I've tried trolling for coho in the spring out of new buffalo. No luck so far, I have a 10 foot viper kayak which I adapted swiveling rod holders as far as a fish finder I have the Deeper. It syncs to my phone with bluetooth i love it. I still need to figure out something for a speedometer, I know there's apps out there just not sure how accurate they are. FBD hit me up if you ever want to get together and troll new buffalo.


----------



## billfer (Dec 26, 2017)

Nice work. My walleye I will usually blled out on a stringer first. My fish bag is as low tech as it gets. Those mylar bags they sell by the frozen food section and a couple of frozen water bottles. The bags don't last forever but I made it through most of a season with one and they are about $3

Sent from my SM-N960U using Michigan Sportsman mobile app


----------



## Northernfisher (Jul 29, 2010)

Badluckchuck said:


> I've tried trolling for coho in the spring out of new buffalo. No luck so far, I have a 10 foot viper kayak which I adapted swiveling rod holders as far as a fish finder I have the Deeper. It syncs to my phone with bluetooth i love it. I still need to figure out something for a speedometer, I know there's apps out there just not sure how accurate they are. FBD hit me up if you ever want to get together and troll new buffalo.


Look at Commander Compass for a speed app if you have an I-phone. It may not be the best for speed but it has a great elevation feature. Heck, I think even Goggles Maps gives you speed.

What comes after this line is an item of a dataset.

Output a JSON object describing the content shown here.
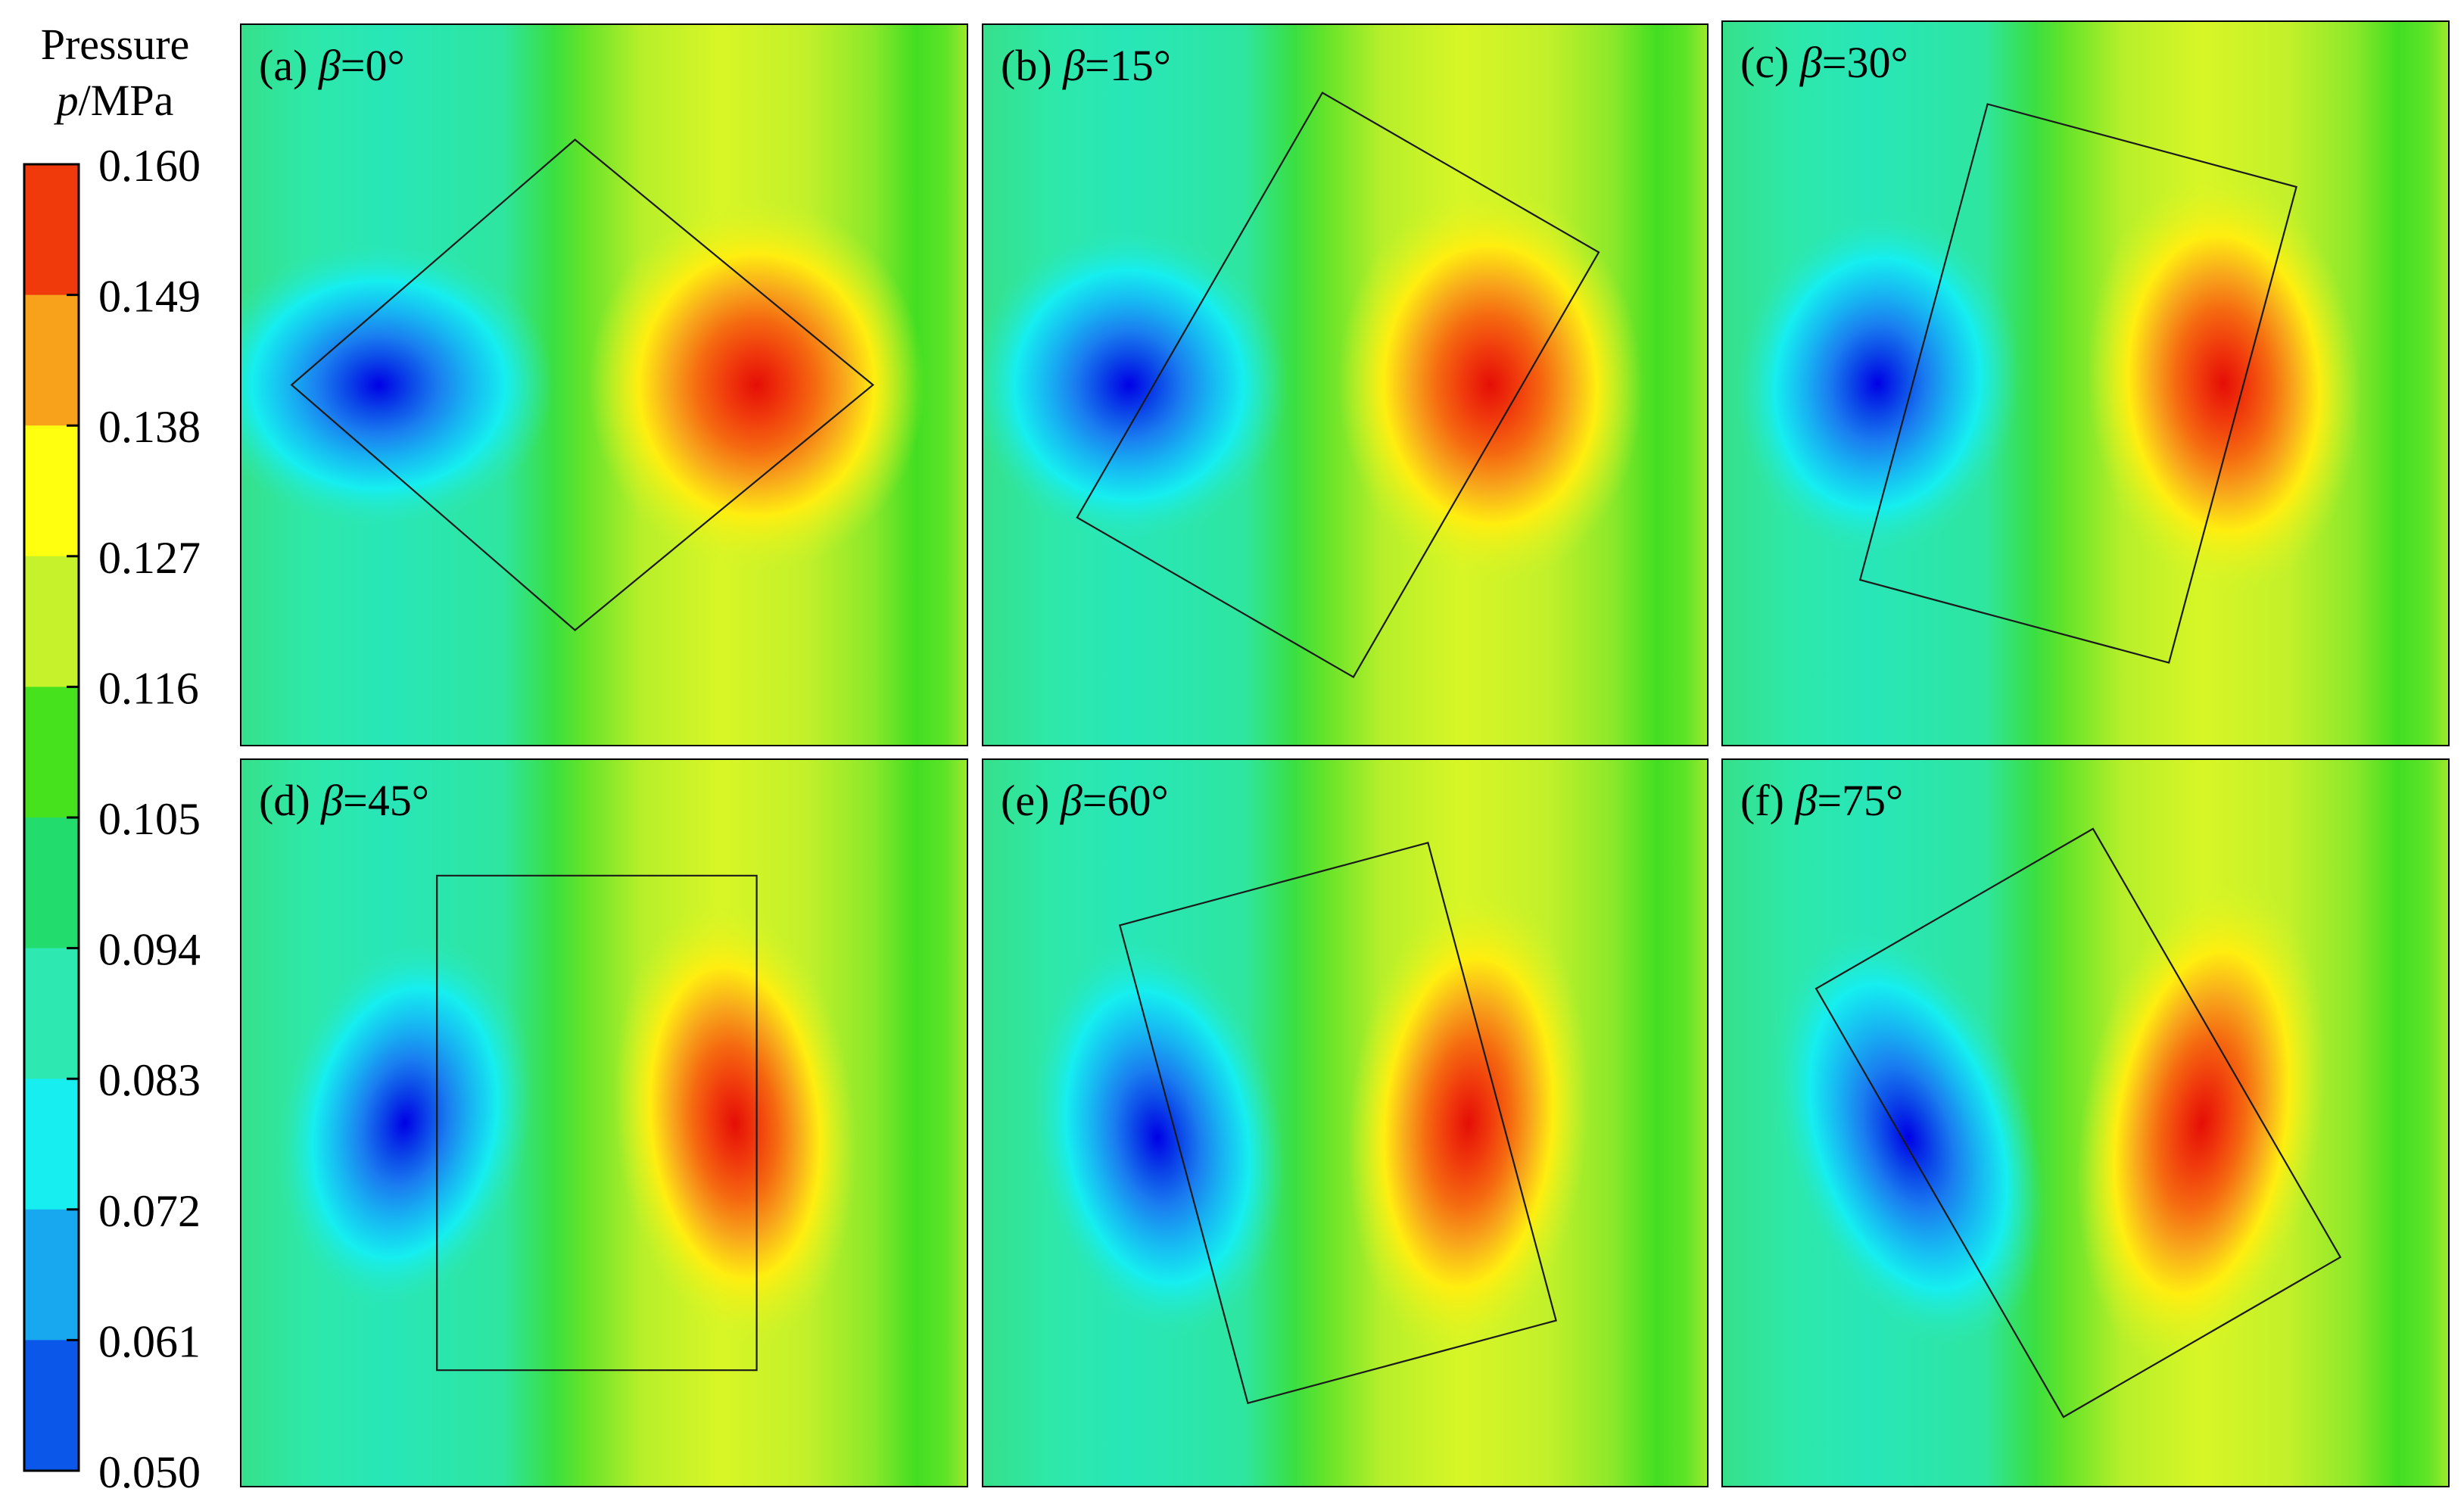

Some of the hiking apps, All Trails, will give you a record of your path if you want that. I do not know how much you can use them later.


----------



## fisheater (Nov 14, 2010)

I have GPS speed on my FF now, but for many years I just watched the rod tips dance. That doesn’t work well for spoons, but works well for diving plugs. I still watch the rod tips more than the GPS speed.


----------